Meanwhile, the giant IBD continues to evolve its business with a new offering targeting wirehouse advisers

After a boffo recruiting year at LPL Financial in which it added advisers with a staggering $35 billion in assets, the firm is maintaining its intense recruiting efforts and currently offering to pay advisers recruiting bonuses based on their assets at the end of last year.

Advisers who sign the deal today would clearly benefit: The S&P 500 is down close to 14% for the year as of trading early Wednesday afternoon. Two industry executives, who asked not to be named, confirmed that that is LPL’s current offer to some recruits.

Rich Steinmeier, managing director and head of business development for LPL, said in an interview on Tuesday that he wouldn’t confirm or deny the offer to recruits based on 2019 assets. LPL is an industry powerhouse when it comes to recruiting, and it usually doesn’t publicly comment on what it pays advisers to leave their firms and move their businesses to LPL’s expanding platform.

LPL, which is the largest independent broker-dealer in the industry with 16,464 advisers, has had its gloves off when it comes to recruiting from its competitors.
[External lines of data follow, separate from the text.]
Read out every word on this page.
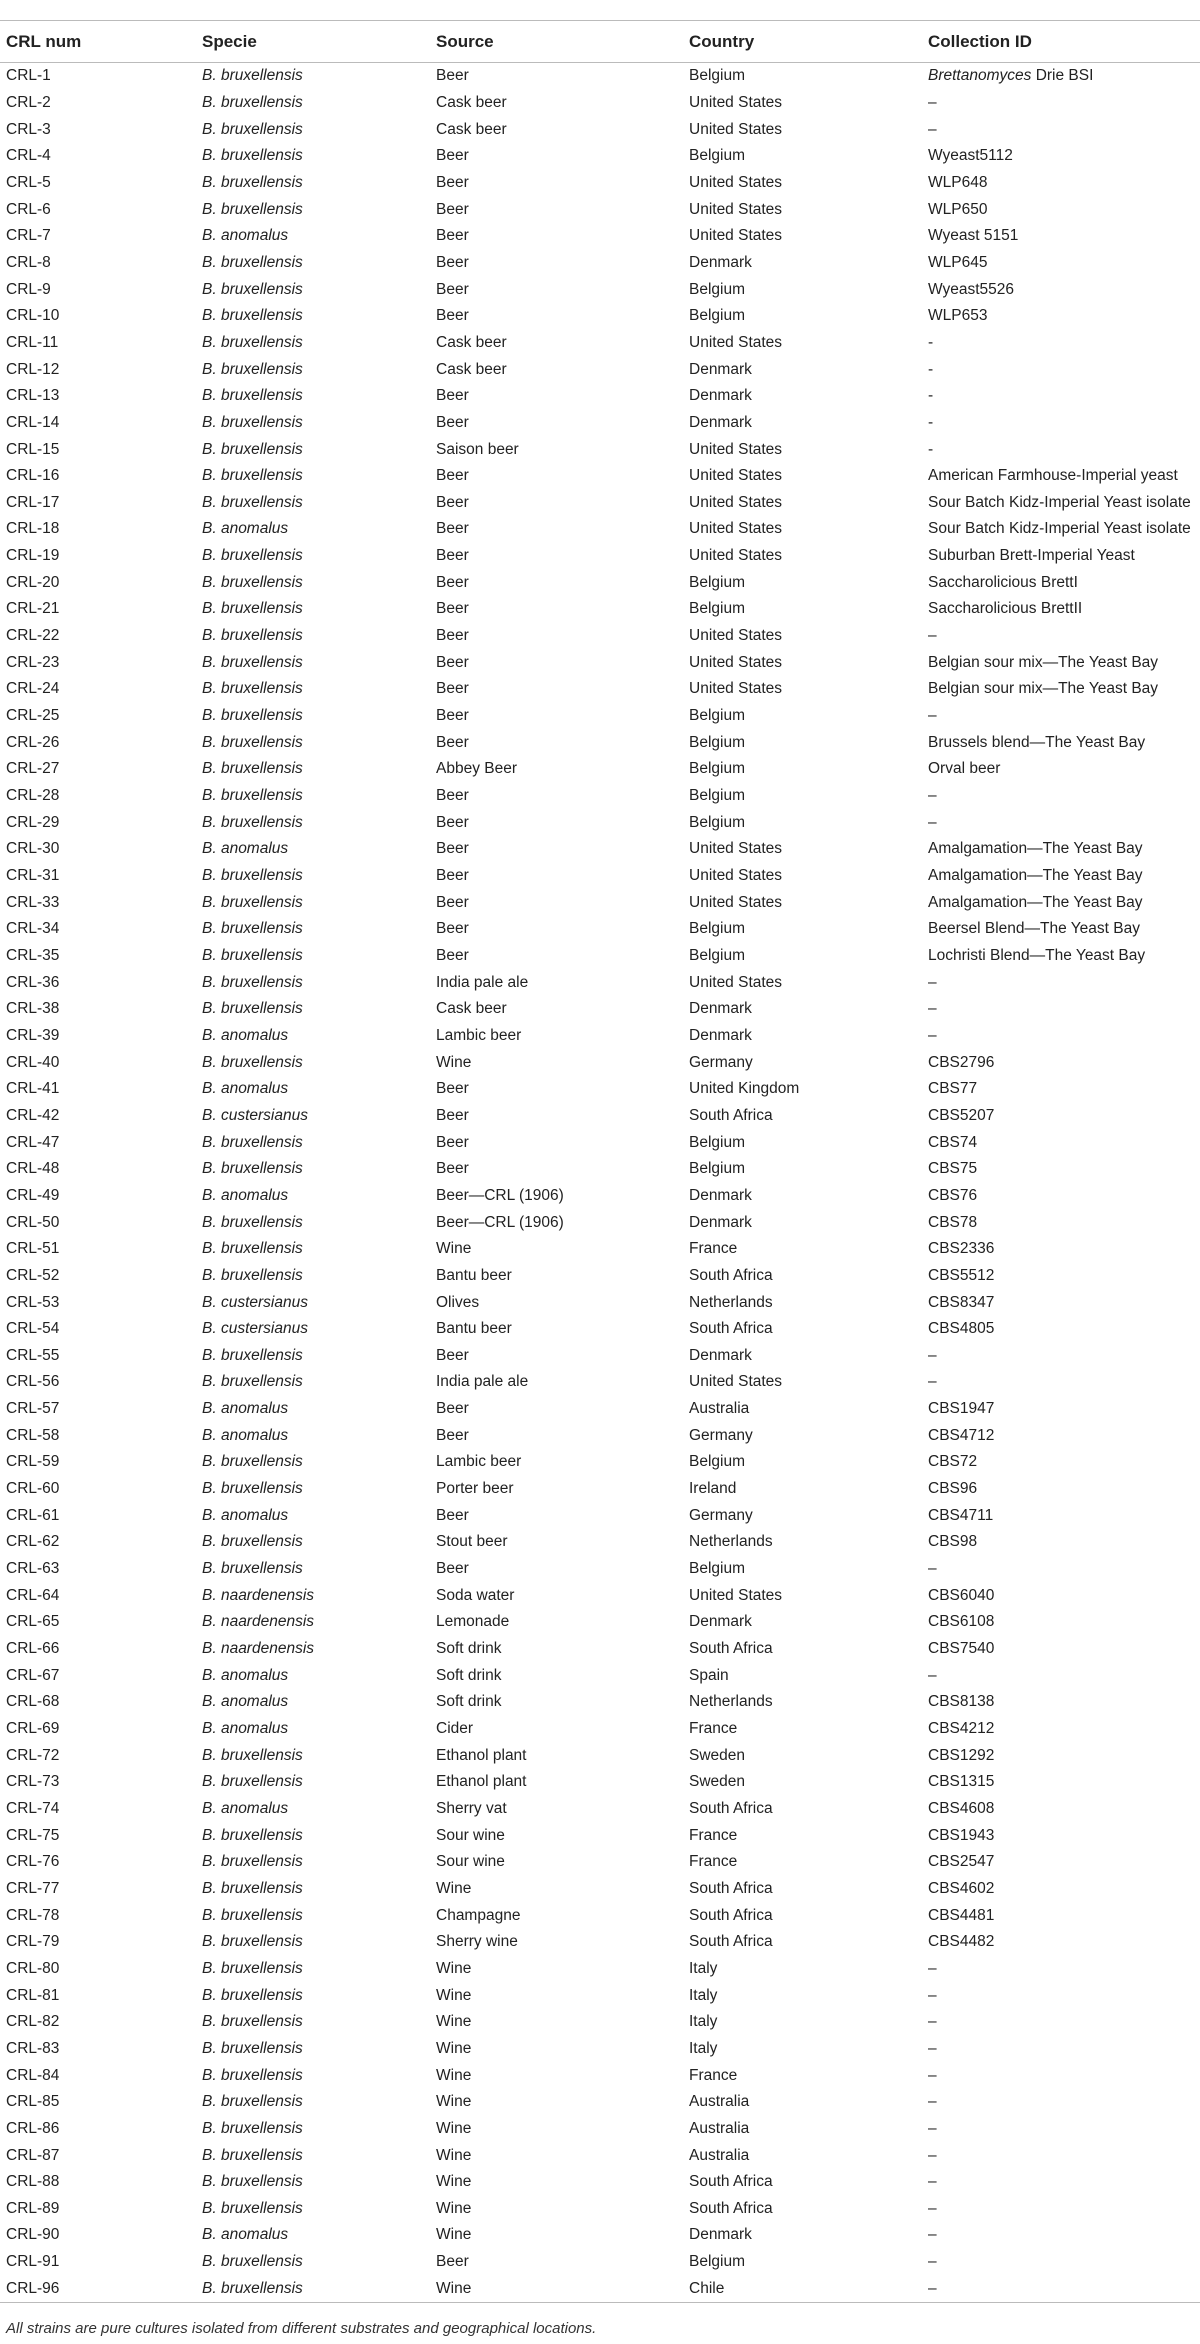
CRL num	Specie	Source	Country	Collection ID
CRL-1	B. bruxellensis	Beer	Belgium	Brettanomyces Drie BSI
CRL-2	B. bruxellensis	Cask beer	United States	–
CRL-3	B. bruxellensis	Cask beer	United States	–
CRL-4	B. bruxellensis	Beer	Belgium	Wyeast5112
CRL-5	B. bruxellensis	Beer	United States	WLP648
CRL-6	B. bruxellensis	Beer	United States	WLP650
CRL-7	B. anomalus	Beer	United States	Wyeast 5151
CRL-8	B. bruxellensis	Beer	Denmark	WLP645
CRL-9	B. bruxellensis	Beer	Belgium	Wyeast5526
CRL-10	B. bruxellensis	Beer	Belgium	WLP653
CRL-11	B. bruxellensis	Cask beer	United States	-
CRL-12	B. bruxellensis	Cask beer	Denmark	-
CRL-13	B. bruxellensis	Beer	Denmark	-
CRL-14	B. bruxellensis	Beer	Denmark	-
CRL-15	B. bruxellensis	Saison beer	United States	-
CRL-16	B. bruxellensis	Beer	United States	American Farmhouse-Imperial yeast
CRL-17	B. bruxellensis	Beer	United States	Sour Batch Kidz-Imperial Yeast isolate
CRL-18	B. anomalus	Beer	United States	Sour Batch Kidz-Imperial Yeast isolate
CRL-19	B. bruxellensis	Beer	United States	Suburban Brett-Imperial Yeast
CRL-20	B. bruxellensis	Beer	Belgium	Saccharolicious BrettI
CRL-21	B. bruxellensis	Beer	Belgium	Saccharolicious BrettII
CRL-22	B. bruxellensis	Beer	United States	–
CRL-23	B. bruxellensis	Beer	United States	Belgian sour mix—The Yeast Bay
CRL-24	B. bruxellensis	Beer	United States	Belgian sour mix—The Yeast Bay
CRL-25	B. bruxellensis	Beer	Belgium	–
CRL-26	B. bruxellensis	Beer	Belgium	Brussels blend—The Yeast Bay
CRL-27	B. bruxellensis	Abbey Beer	Belgium	Orval beer
CRL-28	B. bruxellensis	Beer	Belgium	–
CRL-29	B. bruxellensis	Beer	Belgium	–
CRL-30	B. anomalus	Beer	United States	Amalgamation—The Yeast Bay
CRL-31	B. bruxellensis	Beer	United States	Amalgamation—The Yeast Bay
CRL-33	B. bruxellensis	Beer	United States	Amalgamation—The Yeast Bay
CRL-34	B. bruxellensis	Beer	Belgium	Beersel Blend—The Yeast Bay
CRL-35	B. bruxellensis	Beer	Belgium	Lochristi Blend—The Yeast Bay
CRL-36	B. bruxellensis	India pale ale	United States	–
CRL-38	B. bruxellensis	Cask beer	Denmark	–
CRL-39	B. anomalus	Lambic beer	Denmark	–
CRL-40	B. bruxellensis	Wine	Germany	CBS2796
CRL-41	B. anomalus	Beer	United Kingdom	CBS77
CRL-42	B. custersianus	Beer	South Africa	CBS5207
CRL-47	B. bruxellensis	Beer	Belgium	CBS74
CRL-48	B. bruxellensis	Beer	Belgium	CBS75
CRL-49	B. anomalus	Beer—CRL (1906)	Denmark	CBS76
CRL-50	B. bruxellensis	Beer—CRL (1906)	Denmark	CBS78
CRL-51	B. bruxellensis	Wine	France	CBS2336
CRL-52	B. bruxellensis	Bantu beer	South Africa	CBS5512
CRL-53	B. custersianus	Olives	Netherlands	CBS8347
CRL-54	B. custersianus	Bantu beer	South Africa	CBS4805
CRL-55	B. bruxellensis	Beer	Denmark	–
CRL-56	B. bruxellensis	India pale ale	United States	–
CRL-57	B. anomalus	Beer	Australia	CBS1947
CRL-58	B. anomalus	Beer	Germany	CBS4712
CRL-59	B. bruxellensis	Lambic beer	Belgium	CBS72
CRL-60	B. bruxellensis	Porter beer	Ireland	CBS96
CRL-61	B. anomalus	Beer	Germany	CBS4711
CRL-62	B. bruxellensis	Stout beer	Netherlands	CBS98
CRL-63	B. bruxellensis	Beer	Belgium	–
CRL-64	B. naardenensis	Soda water	United States	CBS6040
CRL-65	B. naardenensis	Lemonade	Denmark	CBS6108
CRL-66	B. naardenensis	Soft drink	South Africa	CBS7540
CRL-67	B. anomalus	Soft drink	Spain	–
CRL-68	B. anomalus	Soft drink	Netherlands	CBS8138
CRL-69	B. anomalus	Cider	France	CBS4212
CRL-72	B. bruxellensis	Ethanol plant	Sweden	CBS1292
CRL-73	B. bruxellensis	Ethanol plant	Sweden	CBS1315
CRL-74	B. anomalus	Sherry vat	South Africa	CBS4608
CRL-75	B. bruxellensis	Sour wine	France	CBS1943
CRL-76	B. bruxellensis	Sour wine	France	CBS2547
CRL-77	B. bruxellensis	Wine	South Africa	CBS4602
CRL-78	B. bruxellensis	Champagne	South Africa	CBS4481
CRL-79	B. bruxellensis	Sherry wine	South Africa	CBS4482
CRL-80	B. bruxellensis	Wine	Italy	–
CRL-81	B. bruxellensis	Wine	Italy	–
CRL-82	B. bruxellensis	Wine	Italy	–
CRL-83	B. bruxellensis	Wine	Italy	–
CRL-84	B. bruxellensis	Wine	France	–
CRL-85	B. bruxellensis	Wine	Australia	–
CRL-86	B. bruxellensis	Wine	Australia	–
CRL-87	B. bruxellensis	Wine	Australia	–
CRL-88	B. bruxellensis	Wine	South Africa	–
CRL-89	B. bruxellensis	Wine	South Africa	–
CRL-90	B. anomalus	Wine	Denmark	–
CRL-91	B. bruxellensis	Beer	Belgium	–
CRL-96	B. bruxellensis	Wine	Chile	–
All strains are pure cultures isolated from different substrates and geographical locations.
Since April 2018, it has been selectively offering advisers a bonus in the form of a forgivable loan that pays an adviser at least 50 basis points on assets transferred to LPL’s corporate registered investment adviser, a potentially far more lucrative structure for the adviser than traditional recruiting deals.

Meanwhile, this week LPL provided details on what it calls a premium model to assist breakaway brokers from wirehouses with the work involved in setting up a business, such as finding office space and arranging employee benefits, as well as an offering focused on registered investment advisers.

The new program, which has similarities to the platform of Dynasty Financial Partners, is called LPL Strategic Wealth Services.

Like Dynasty, LPL will set up advisers’ offices, technology and payroll, Steinmeier said. “We launched our first office on April 1.”

The potential sweet spot for LPL is wirehouse advisers with at least $200 million in client assets, he said. Those advisers, after they move their business to LPL, are likely to see payouts in the neighborhood of 80 cents per dollar of revenue after fees. That’s on par with standard pay for such advisers and close to double the pay at a wirehouse.

LPL is continuing to add to the ways advisers can do business with the firm. Last year it bought a small broker-dealer that caters to employees, rather than independent contractors, which have been LPL’s bread and butter for decades.

“LPL is adding another weapon to its arsenal,” said Casey Knight, executive vice president and managing director at ESP Financial Search, a recruiting firm that works with LPL. “Wirehouse advisers would be foolish not to pay attention. LPL is addressing uncertainty advisers have when [leaving a wirehouse] to start their own businesses.”